Olympus's 2002 budget 35mm zoom compact — 38-80mm f/4.5-8.9 lens, sliding-cover body, CR123A power.
The Superzoom 80G was released in 2002 alongside the Superzoom 70G as one of the last additions to Olympus's Superzoom line of 35mm autofocus compacts, announced together in a single Olympus press release. The G-series pairing offered modest 2x zooms in simple, fully automatic bodies at the budget end of the range, with a Quartzdate date-imprinting version also sold.

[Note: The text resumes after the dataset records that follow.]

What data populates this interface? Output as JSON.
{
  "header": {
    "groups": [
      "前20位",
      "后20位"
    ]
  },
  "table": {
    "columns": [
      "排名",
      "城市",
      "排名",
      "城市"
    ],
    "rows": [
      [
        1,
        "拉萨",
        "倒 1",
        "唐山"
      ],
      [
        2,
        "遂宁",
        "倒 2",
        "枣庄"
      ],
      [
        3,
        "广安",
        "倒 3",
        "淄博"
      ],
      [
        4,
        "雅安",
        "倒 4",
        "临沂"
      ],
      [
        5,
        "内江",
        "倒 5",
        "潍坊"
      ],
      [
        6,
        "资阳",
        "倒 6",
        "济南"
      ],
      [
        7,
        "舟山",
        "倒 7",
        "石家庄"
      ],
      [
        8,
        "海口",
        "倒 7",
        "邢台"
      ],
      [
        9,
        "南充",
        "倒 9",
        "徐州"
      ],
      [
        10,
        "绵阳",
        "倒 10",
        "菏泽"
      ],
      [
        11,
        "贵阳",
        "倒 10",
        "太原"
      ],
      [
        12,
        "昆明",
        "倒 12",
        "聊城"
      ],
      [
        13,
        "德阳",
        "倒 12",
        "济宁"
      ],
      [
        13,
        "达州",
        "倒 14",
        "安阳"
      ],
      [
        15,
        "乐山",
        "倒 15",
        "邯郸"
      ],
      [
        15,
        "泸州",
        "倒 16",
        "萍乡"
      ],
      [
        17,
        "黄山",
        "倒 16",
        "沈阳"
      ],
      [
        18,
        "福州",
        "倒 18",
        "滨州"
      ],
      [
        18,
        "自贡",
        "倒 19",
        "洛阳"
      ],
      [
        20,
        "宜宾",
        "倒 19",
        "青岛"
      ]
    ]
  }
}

It carries a 38-80mm 2x zoom with a maximum aperture of f/4.5 at the wide end closing to f/8.9 at telephoto, protected by a sliding front cover that doubles as the power switch and also shields the viewfinder. Autofocus operates from a minimum distance of 0.8m, film speed is set automatically for ISO 100 to 800 films, and a built-in flash and self-timer are included. Power comes from a single CR123A lithium battery, and the plastic body was sold in black and silver finishes.

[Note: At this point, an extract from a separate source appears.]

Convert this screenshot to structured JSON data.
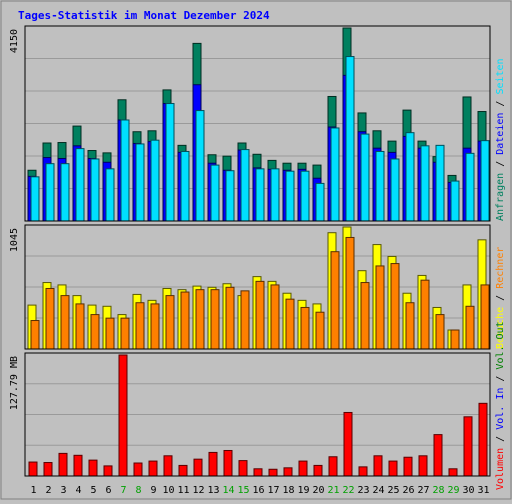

This is an easy first film compact: fully automatic, pocketable, and cheap to buy, with the short zoom giving a little framing flexibility over a fixed-lens snapshooter. The slow telephoto aperture means the flash does much of the work indoors, and image character is that of a simple consumer zoom rather than the sharper Mju-class lenses.
The camera is entirely battery-dependent, so confirm it powers up on a fresh CR123A, the sliding cover switches it on cleanly, and the zoom and motor wind operate through a full cycle. Check the flash charges and fires, inspect the film-door light seals, and on Quartzdate versions expect the date function's calendar range to have run out.